Jul 11, 2025

字节搞定万卡集群，我们可以期待国产模型了

ByteDance has released a paper detailing the construction of a single cluster with over 10,000 GPUs (12,288), achieving a computing utilization rate (MFU) of over 55%.

Architecturally, the network is still based on the Clos "Fat-Tree" structure. One key improvement is the separation of uplink and downlink paths on the top-level switches, which effectively reduces collision rates.

Network Structure Improvement

This is likely the best paper from a domestic Chinese company I have read in a long time:

It is highly objective, detailed, practical, honest, and confident.

I recommend that anyone interested in AI training clusters read it carefully.

Since this is a short review, I will skip over technical deployment details. I also won't cover the ratio of GPUs to optical modules; for domestic companies restricted by chip availability, the network simply needs to match the hardware. High Model Flops Utilization (MFU) doesn't necessarily mean high total computing power. While this cluster is among the highest in scale, its performance isn't at the absolute top tier due to hardware constraints.

The real focus lies in the problems encountered when a cluster exceeds 10,000 cards and ByteDance's solutions. If this paper is accurate (which is highly likely), we should have sufficient confidence in the upcoming significant leap in the capabilities of domestic models.
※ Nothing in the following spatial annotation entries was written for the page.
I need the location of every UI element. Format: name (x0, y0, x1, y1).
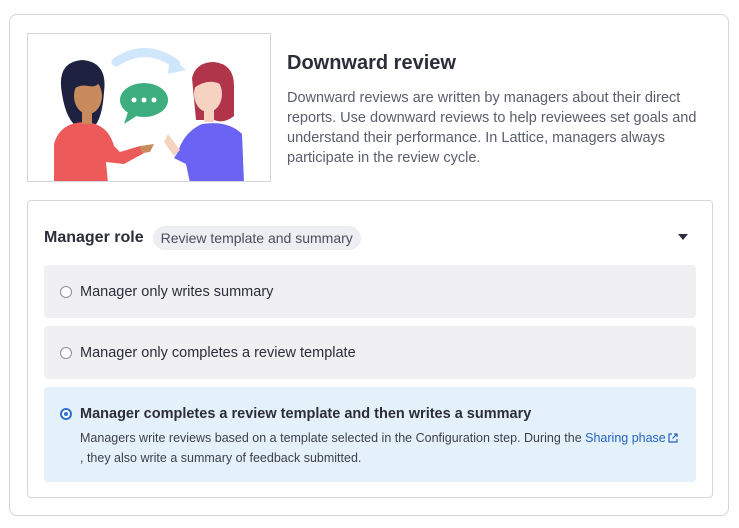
option-description-text: Managers write reviews based on a templa… (80, 431, 586, 445)
sharing-phase-link-label: Sharing phase (585, 431, 666, 445)
section-info: Downward review Downward reviews are wri… (287, 51, 717, 168)
option-manager-only-writes-summary[interactable]: Manager only writes summary (44, 265, 696, 318)
option-description-text-end: , they also write a summary of feedback … (80, 451, 362, 465)
review-illustration (27, 33, 271, 182)
left-person (54, 60, 154, 181)
downward-review-card: Downward review Downward reviews are wri… (9, 14, 729, 516)
manager-role-title: Manager role (44, 229, 144, 246)
chat-bubble-icon (120, 83, 168, 124)
option-description: Managers write reviews based on a templa… (80, 428, 680, 468)
manager-role-header[interactable]: Manager role Review template and summary (44, 225, 696, 251)
option-label: Manager completes a review template and … (80, 406, 532, 422)
section-title: Downward review (287, 52, 456, 74)
conversation-illustration (54, 48, 244, 181)
option-manager-only-completes-template[interactable]: Manager only completes a review template (44, 326, 696, 379)
option-label: Manager only completes a review template (80, 345, 356, 361)
radio-button-selected[interactable] (60, 408, 72, 420)
right-person (164, 62, 244, 181)
caret-down-icon[interactable] (678, 234, 688, 240)
sharing-phase-link[interactable]: Sharing phase (585, 431, 678, 445)
manager-role-badge: Review template and summary (152, 226, 361, 250)
radio-button[interactable] (60, 347, 72, 359)
section-description: Downward reviews are written by managers… (287, 90, 697, 166)
manager-role-panel: Manager role Review template and summary… (27, 200, 713, 498)
arrow-icon (111, 48, 181, 69)
option-label: Manager only writes summary (80, 284, 274, 300)
radio-button[interactable] (60, 286, 72, 298)
option-manager-completes-template-and-summary[interactable]: Manager completes a review template and … (44, 387, 696, 482)
external-link-icon (668, 433, 678, 443)
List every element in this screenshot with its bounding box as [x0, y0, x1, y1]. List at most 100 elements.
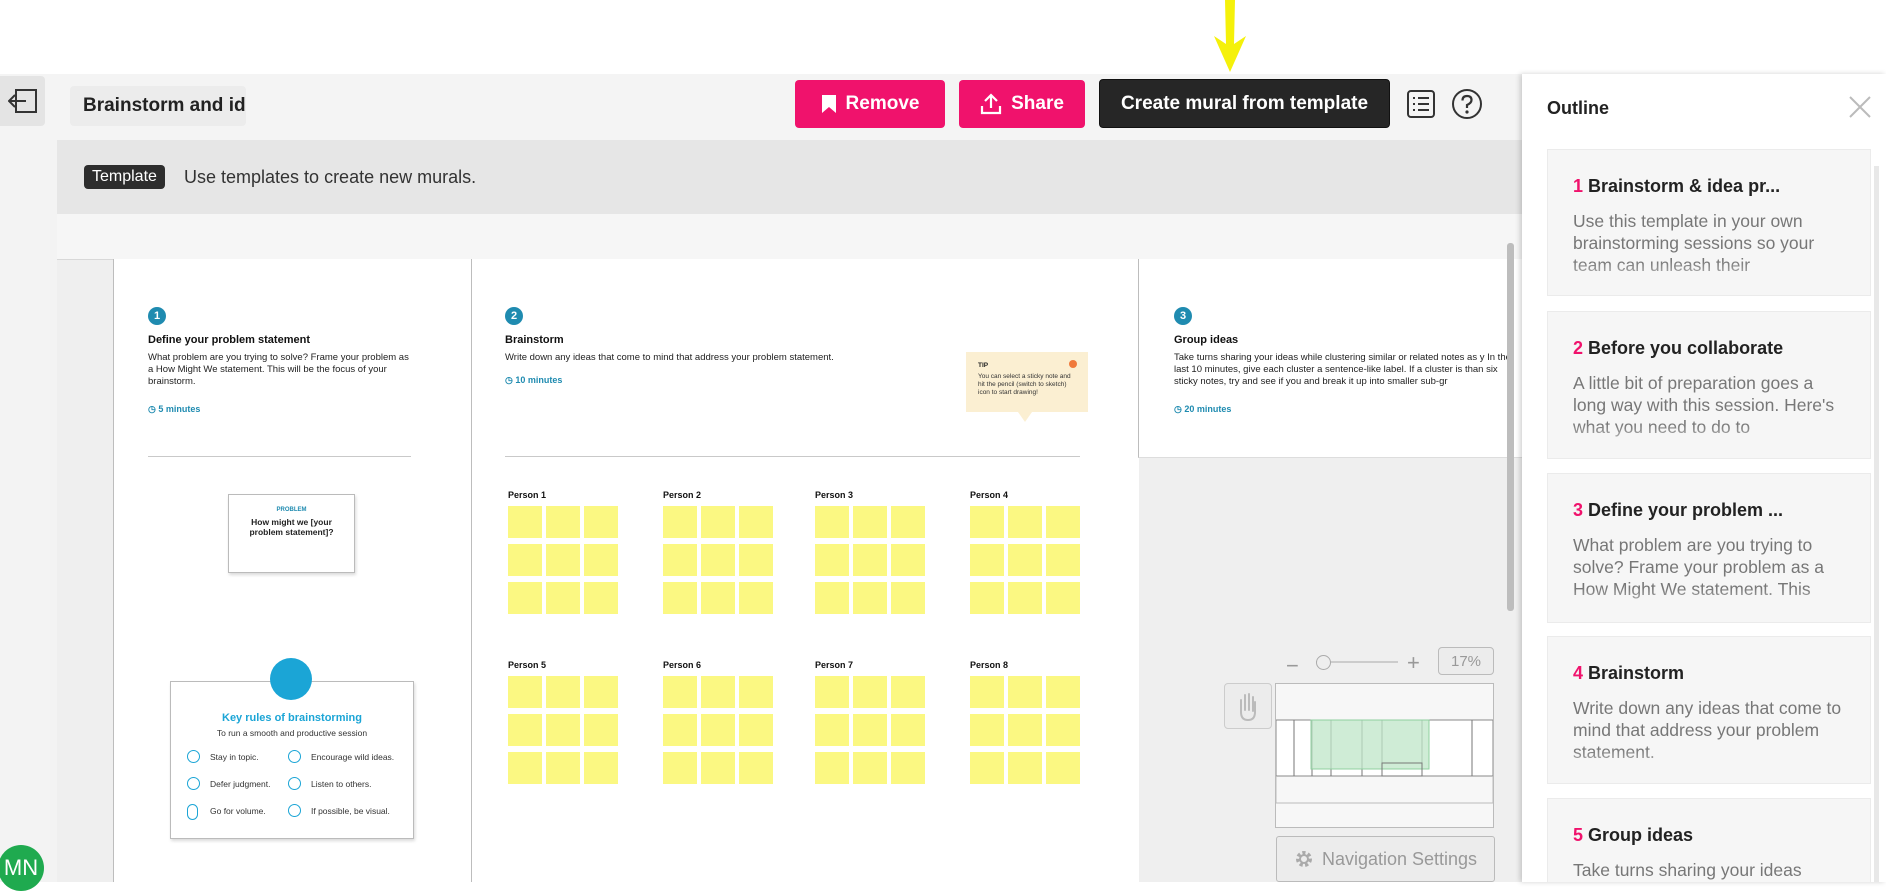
sticky-note[interactable]	[508, 582, 542, 614]
sticky-note[interactable]	[546, 714, 580, 746]
sticky-note[interactable]	[1008, 752, 1042, 784]
remove-button[interactable]: Remove	[795, 80, 945, 128]
outline-item[interactable]: 2 Before you collaborate A little bit of…	[1547, 311, 1871, 459]
zoom-in-button[interactable]: +	[1407, 650, 1420, 676]
sticky-note[interactable]	[508, 544, 542, 576]
sticky-note[interactable]	[970, 676, 1004, 708]
sticky-note[interactable]	[1008, 676, 1042, 708]
outline-item-number: 3	[1573, 500, 1584, 520]
sticky-note[interactable]	[663, 544, 697, 576]
zoom-level[interactable]: 17%	[1438, 647, 1494, 675]
sticky-note[interactable]	[1046, 714, 1080, 746]
sticky-note[interactable]	[584, 714, 618, 746]
sticky-note[interactable]	[584, 506, 618, 538]
sticky-note[interactable]	[1008, 582, 1042, 614]
sticky-note[interactable]	[701, 544, 735, 576]
sticky-note[interactable]	[1046, 544, 1080, 576]
sticky-note[interactable]	[815, 582, 849, 614]
outline-item[interactable]: 5 Group ideas Take turns sharing your id…	[1547, 798, 1871, 882]
outline-item-title: 1 Brainstorm & idea pr...	[1573, 176, 1870, 197]
sticky-note[interactable]	[1008, 544, 1042, 576]
user-avatar[interactable]: MN	[0, 845, 44, 891]
minimap[interactable]	[1275, 683, 1494, 828]
sticky-note[interactable]	[739, 582, 773, 614]
sticky-note[interactable]	[853, 752, 887, 784]
problem-card[interactable]: PROBLEM How might we [your problem state…	[228, 494, 355, 573]
sticky-note[interactable]	[1046, 676, 1080, 708]
outline-list-icon[interactable]	[1406, 89, 1436, 119]
sticky-note[interactable]	[1046, 582, 1080, 614]
sticky-note[interactable]	[663, 676, 697, 708]
sticky-note[interactable]	[546, 506, 580, 538]
sticky-note[interactable]	[546, 752, 580, 784]
sticky-note[interactable]	[739, 752, 773, 784]
sticky-note[interactable]	[970, 544, 1004, 576]
sticky-note[interactable]	[663, 752, 697, 784]
sticky-note[interactable]	[815, 714, 849, 746]
sticky-note[interactable]	[508, 752, 542, 784]
sticky-note[interactable]	[815, 676, 849, 708]
sticky-note[interactable]	[891, 676, 925, 708]
sticky-note[interactable]	[739, 506, 773, 538]
sticky-note[interactable]	[853, 582, 887, 614]
sticky-note[interactable]	[584, 676, 618, 708]
template-badge: Template	[84, 165, 165, 189]
sticky-note[interactable]	[739, 714, 773, 746]
sticky-note[interactable]	[663, 714, 697, 746]
mural-title[interactable]: Brainstorm and ide...	[70, 86, 246, 126]
rule-item: If possible, be visual.	[311, 806, 390, 816]
sticky-note[interactable]	[891, 582, 925, 614]
sticky-note[interactable]	[546, 582, 580, 614]
create-mural-button[interactable]: Create mural from template	[1099, 79, 1390, 128]
sticky-note[interactable]	[891, 752, 925, 784]
sticky-note[interactable]	[1046, 506, 1080, 538]
sticky-note[interactable]	[970, 752, 1004, 784]
sticky-note[interactable]	[739, 676, 773, 708]
pan-hand-button[interactable]	[1224, 683, 1272, 729]
sticky-note[interactable]	[1008, 506, 1042, 538]
sticky-note[interactable]	[970, 582, 1004, 614]
sticky-note[interactable]	[739, 544, 773, 576]
sticky-note[interactable]	[853, 506, 887, 538]
sticky-note[interactable]	[815, 752, 849, 784]
sticky-note[interactable]	[701, 506, 735, 538]
outline-scrollbar[interactable]	[1874, 166, 1879, 882]
outline-item[interactable]: 4 Brainstorm Write down any ideas that c…	[1547, 636, 1871, 784]
outline-item[interactable]: 1 Brainstorm & idea pr... Use this templ…	[1547, 149, 1871, 296]
zoom-slider-handle[interactable]	[1316, 655, 1331, 670]
sticky-note[interactable]	[584, 544, 618, 576]
sticky-note[interactable]	[891, 506, 925, 538]
navigation-settings-button[interactable]: Navigation Settings	[1276, 836, 1495, 882]
sticky-note[interactable]	[853, 544, 887, 576]
sticky-note[interactable]	[891, 544, 925, 576]
sticky-note[interactable]	[815, 506, 849, 538]
sticky-note[interactable]	[701, 714, 735, 746]
canvas-scrollbar[interactable]	[1507, 243, 1514, 611]
sticky-note[interactable]	[853, 714, 887, 746]
sticky-note[interactable]	[546, 676, 580, 708]
sticky-note[interactable]	[584, 582, 618, 614]
sticky-note[interactable]	[663, 506, 697, 538]
sticky-note[interactable]	[546, 544, 580, 576]
share-button[interactable]: Share	[959, 80, 1085, 128]
exit-button[interactable]	[0, 76, 45, 126]
close-icon[interactable]	[1848, 95, 1872, 119]
sticky-note[interactable]	[701, 582, 735, 614]
outline-item[interactable]: 3 Define your problem ... What problem a…	[1547, 473, 1871, 623]
sticky-note[interactable]	[701, 752, 735, 784]
sticky-note[interactable]	[970, 506, 1004, 538]
sticky-note[interactable]	[701, 676, 735, 708]
zoom-out-button[interactable]: −	[1286, 653, 1299, 679]
sticky-note[interactable]	[853, 676, 887, 708]
sticky-note[interactable]	[891, 714, 925, 746]
sticky-note[interactable]	[663, 582, 697, 614]
sticky-note[interactable]	[584, 752, 618, 784]
help-icon[interactable]	[1451, 88, 1483, 120]
sticky-note[interactable]	[508, 714, 542, 746]
sticky-note[interactable]	[1046, 752, 1080, 784]
sticky-note[interactable]	[970, 714, 1004, 746]
sticky-note[interactable]	[815, 544, 849, 576]
sticky-note[interactable]	[508, 676, 542, 708]
sticky-note[interactable]	[508, 506, 542, 538]
sticky-note[interactable]	[1008, 714, 1042, 746]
Drastically Optimized Initialization Time: Without optimization, the initialization time for a 2,048-GPU cluster was 1,047 seconds. After various optimizations, this dropped to under 5 seconds. For a 10,000-GPU cluster, initialization time was reduced to under 30 seconds.
Rapid Recovery After Errors: The paper refers to this as "Fault Tolerance," though I find that term slightly inaccurate. As the paper states, software and hardware failures are inevitable and frequent in a 10,000-card cluster, causing training to stop and restart. The first layer of defense is Checkpointing—frequently saving the training progress so that after a crash, the system can quickly reload the last save and resume. The paper introduces file system optimizations to speed up these frequent read/write operations. The aforementioned reduction in initialization time is crucial here, as restarts are common. The third layer is a comprehensive system monitoring and automatic detection mechanism, which can automatically detect, locate, and recover from over 90% of faults.
Hardware Specs: As of September 2023, ByteDance had established a cluster of over 10,000 Ampere architecture GPUs (A100 and A800) and is currently building clusters based on the Hopper architecture (H100 and H800).
"Lessons Learned the Hard Way": Issues like the "personality" of specific GPUs (some cards are just slower or quirkier than others), network flickers, and unnecessary wait times are discussed. You cannot gain insights into these problems without consistently managing clusters of hundreds or thousands of nodes. Therefore, large-scale model training is essentially an engineering problem.
Conclusion: Clearly, ByteDance spent nearly a year "solving" the infrastructure. This is perhaps the most critical step in the model development lifecycle.